Side-channel cryptanalysis is a new research area in applied cryptography that has gained more and more interest since the mid-nineties. It considers adversaries trying to take advantage of the physical specificities of actual cryptographic devices. These implementation-specific attacks frequently turn out to be much more efficient than the best known cryptanalytic attacks against the underlying primitive seen as an idealized object. As a result, they are considered very seriously by developers of embedded security devices such as smart cards. In this talk, I will introduce the topic with illustrative examples of attacks, motivate their relevance to actual application scenarios and put forward a number of practical challenges related to their implementation.
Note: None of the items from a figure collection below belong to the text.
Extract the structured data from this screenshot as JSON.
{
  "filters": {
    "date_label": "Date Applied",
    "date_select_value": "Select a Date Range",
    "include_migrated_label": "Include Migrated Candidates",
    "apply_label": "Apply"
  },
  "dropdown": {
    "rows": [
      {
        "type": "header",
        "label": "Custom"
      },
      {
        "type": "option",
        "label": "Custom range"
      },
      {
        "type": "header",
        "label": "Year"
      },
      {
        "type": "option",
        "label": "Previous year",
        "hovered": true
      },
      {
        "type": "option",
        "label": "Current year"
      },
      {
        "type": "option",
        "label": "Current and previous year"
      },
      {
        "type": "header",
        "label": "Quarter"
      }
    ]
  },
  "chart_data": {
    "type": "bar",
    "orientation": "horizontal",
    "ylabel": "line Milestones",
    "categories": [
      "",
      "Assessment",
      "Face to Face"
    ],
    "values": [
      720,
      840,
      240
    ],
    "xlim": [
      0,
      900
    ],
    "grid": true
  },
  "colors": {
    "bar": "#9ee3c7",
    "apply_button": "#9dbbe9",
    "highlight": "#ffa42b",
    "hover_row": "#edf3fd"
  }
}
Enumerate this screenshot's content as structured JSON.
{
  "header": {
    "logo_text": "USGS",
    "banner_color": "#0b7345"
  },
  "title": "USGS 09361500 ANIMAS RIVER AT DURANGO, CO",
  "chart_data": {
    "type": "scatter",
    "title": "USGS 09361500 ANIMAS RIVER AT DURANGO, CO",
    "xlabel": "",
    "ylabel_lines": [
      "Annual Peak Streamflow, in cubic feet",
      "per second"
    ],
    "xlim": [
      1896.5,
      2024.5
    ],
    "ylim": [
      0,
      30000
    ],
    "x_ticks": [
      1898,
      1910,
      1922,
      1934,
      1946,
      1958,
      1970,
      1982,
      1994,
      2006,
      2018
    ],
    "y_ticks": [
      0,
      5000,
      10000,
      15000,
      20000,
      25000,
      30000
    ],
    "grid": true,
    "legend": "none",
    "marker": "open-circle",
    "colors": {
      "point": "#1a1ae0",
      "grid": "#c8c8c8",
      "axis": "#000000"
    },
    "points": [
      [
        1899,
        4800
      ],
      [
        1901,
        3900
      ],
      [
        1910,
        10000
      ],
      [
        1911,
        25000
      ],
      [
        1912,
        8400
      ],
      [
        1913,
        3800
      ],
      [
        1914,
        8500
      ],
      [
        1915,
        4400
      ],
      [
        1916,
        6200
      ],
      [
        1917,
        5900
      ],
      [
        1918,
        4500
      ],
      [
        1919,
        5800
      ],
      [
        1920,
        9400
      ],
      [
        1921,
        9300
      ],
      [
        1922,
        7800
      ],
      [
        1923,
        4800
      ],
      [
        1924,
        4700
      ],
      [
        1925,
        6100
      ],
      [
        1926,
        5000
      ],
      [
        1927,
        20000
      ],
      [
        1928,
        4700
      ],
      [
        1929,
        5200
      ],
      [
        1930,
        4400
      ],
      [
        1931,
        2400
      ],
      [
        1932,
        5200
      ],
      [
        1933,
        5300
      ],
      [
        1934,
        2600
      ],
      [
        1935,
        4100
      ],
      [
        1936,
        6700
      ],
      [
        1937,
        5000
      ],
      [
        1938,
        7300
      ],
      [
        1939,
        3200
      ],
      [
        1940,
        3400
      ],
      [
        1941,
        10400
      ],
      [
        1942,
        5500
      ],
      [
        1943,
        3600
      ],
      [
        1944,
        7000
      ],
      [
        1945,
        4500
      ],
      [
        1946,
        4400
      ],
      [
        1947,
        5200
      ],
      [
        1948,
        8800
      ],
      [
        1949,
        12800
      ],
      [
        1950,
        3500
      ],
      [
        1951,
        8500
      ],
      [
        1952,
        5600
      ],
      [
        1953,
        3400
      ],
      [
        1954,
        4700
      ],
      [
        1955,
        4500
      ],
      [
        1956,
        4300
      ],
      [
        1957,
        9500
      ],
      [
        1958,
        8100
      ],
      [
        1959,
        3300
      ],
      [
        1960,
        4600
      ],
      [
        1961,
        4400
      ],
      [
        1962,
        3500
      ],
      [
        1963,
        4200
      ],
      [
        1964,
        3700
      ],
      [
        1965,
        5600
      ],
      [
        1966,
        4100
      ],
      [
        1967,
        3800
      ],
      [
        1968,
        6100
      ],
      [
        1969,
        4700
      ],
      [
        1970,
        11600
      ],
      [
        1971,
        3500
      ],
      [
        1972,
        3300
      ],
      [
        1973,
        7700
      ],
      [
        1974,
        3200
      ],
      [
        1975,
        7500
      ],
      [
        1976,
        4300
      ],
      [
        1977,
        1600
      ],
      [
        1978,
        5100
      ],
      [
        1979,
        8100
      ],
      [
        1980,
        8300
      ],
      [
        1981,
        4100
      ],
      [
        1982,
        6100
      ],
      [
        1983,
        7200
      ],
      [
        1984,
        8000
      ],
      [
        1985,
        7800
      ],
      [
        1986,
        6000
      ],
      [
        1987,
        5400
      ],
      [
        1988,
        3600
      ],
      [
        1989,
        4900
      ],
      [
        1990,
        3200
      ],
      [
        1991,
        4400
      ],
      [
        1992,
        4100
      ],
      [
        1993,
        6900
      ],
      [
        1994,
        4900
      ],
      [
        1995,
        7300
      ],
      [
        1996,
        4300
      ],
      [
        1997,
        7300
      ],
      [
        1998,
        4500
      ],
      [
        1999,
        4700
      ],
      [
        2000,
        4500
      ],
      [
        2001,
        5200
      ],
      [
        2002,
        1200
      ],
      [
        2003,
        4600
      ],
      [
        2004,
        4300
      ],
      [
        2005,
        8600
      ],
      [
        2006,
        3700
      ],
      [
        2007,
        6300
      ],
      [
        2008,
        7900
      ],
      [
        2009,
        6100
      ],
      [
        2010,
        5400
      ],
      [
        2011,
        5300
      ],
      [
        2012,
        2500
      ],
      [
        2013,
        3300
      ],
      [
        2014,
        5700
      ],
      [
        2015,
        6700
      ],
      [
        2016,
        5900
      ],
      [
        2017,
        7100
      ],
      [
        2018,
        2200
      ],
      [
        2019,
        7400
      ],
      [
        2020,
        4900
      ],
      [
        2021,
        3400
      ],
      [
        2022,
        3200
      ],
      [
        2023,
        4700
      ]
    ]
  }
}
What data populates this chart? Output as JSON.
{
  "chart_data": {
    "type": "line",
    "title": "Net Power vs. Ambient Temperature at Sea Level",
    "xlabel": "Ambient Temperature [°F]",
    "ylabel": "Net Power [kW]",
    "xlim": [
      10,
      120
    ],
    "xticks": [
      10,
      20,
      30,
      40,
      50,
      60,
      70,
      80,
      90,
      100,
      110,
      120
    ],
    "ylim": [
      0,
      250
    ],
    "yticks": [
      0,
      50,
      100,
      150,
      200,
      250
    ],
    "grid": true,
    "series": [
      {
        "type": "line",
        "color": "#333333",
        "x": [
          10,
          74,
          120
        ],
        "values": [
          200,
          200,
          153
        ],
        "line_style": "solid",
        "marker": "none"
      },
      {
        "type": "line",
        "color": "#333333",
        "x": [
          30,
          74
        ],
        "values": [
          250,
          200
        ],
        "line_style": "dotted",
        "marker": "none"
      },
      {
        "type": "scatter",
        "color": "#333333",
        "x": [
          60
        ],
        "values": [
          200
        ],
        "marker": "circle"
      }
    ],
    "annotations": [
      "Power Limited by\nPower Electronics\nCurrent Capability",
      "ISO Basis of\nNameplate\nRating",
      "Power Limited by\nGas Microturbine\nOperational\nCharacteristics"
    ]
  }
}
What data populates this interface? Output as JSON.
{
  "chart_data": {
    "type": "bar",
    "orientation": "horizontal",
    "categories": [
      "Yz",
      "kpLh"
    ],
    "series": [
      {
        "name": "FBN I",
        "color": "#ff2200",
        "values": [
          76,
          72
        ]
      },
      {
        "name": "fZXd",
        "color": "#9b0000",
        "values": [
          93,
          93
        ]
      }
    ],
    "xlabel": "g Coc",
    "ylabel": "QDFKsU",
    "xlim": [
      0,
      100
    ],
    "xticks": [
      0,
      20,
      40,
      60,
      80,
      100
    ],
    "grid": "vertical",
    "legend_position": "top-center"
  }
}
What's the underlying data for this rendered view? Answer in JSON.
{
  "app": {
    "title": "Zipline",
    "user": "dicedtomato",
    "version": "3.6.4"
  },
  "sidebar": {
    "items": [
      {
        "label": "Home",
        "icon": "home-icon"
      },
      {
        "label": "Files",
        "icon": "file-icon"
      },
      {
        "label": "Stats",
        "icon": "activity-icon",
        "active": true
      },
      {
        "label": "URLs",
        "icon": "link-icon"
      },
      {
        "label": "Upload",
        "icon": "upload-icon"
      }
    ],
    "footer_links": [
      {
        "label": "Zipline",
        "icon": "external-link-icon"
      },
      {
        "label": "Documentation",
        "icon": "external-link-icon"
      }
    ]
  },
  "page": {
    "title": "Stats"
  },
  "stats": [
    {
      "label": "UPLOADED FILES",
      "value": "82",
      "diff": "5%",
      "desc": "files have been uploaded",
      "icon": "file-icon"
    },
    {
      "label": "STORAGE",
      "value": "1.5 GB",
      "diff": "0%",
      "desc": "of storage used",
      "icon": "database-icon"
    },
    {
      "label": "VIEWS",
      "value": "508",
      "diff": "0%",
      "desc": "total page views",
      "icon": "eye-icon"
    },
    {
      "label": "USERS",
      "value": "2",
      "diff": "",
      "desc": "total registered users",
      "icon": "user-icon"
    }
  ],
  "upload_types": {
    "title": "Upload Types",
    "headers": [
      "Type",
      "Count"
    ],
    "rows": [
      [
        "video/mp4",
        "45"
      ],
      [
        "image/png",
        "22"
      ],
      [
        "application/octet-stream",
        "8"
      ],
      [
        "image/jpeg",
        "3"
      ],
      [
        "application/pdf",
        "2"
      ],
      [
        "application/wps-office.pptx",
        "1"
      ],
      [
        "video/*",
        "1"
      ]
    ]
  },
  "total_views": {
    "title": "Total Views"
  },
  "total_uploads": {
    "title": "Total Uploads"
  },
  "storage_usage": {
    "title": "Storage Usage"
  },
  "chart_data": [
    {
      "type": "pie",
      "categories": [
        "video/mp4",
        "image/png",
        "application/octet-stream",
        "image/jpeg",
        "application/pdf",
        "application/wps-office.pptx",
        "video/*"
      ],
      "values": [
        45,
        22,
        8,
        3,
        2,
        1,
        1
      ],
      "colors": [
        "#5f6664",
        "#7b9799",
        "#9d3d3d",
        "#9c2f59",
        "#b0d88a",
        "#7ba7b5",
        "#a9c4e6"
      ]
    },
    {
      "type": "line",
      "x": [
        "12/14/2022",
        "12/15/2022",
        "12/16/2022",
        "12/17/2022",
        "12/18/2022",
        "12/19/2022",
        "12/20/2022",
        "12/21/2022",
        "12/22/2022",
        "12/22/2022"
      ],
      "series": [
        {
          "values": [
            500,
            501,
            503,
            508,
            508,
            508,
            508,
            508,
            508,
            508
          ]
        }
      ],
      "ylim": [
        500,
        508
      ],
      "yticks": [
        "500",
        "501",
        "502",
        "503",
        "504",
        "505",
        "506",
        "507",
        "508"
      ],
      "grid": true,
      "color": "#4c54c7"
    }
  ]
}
If time allows, I will also discuss possible countermeasures and some recent results in the field.

Biography

Francois-Xavier Standaert received an Electrical Engineering degree and PhD degree from the Universite catholique de Louvain, respectively in June 2001 and June 2004. In 2004-2005, he was a Fulbright visiting researcher at Columbia University, Department of Computer Science, Network Security Lab and at the MIT Medialab, Center for Bits and Atoms. In March 2006, he was a founding member of IntoPix s.a. From 2005 to 2008, he was a post-doctoral researcher of the UCL Crypto Group and a regular visitor of the two aforementioned laboratories. Since September 2008, he is associate researcher of the Belgian Fund for Scientific Research (F.R.S.-FNRS) and professor at the UCL Institute of Information and Communication Technologies, Electronics and Applied Mathematics (ICTEAM). In 2010, he was program co-chair of CHES (IACR’s flagship workshop on cryptographic hardware). In June 2011, he has been awarded a Starting Independent Research Grant by the European Research Council. His research interests include digital electronics, FPGAs and cryptographic hardware, low power implementations for constrained environments (RFIDs, sensor networks, …), the design and cryptanalysis of symmetric cryptographic primitives, physical security issues in general and side-channel analysis in particular.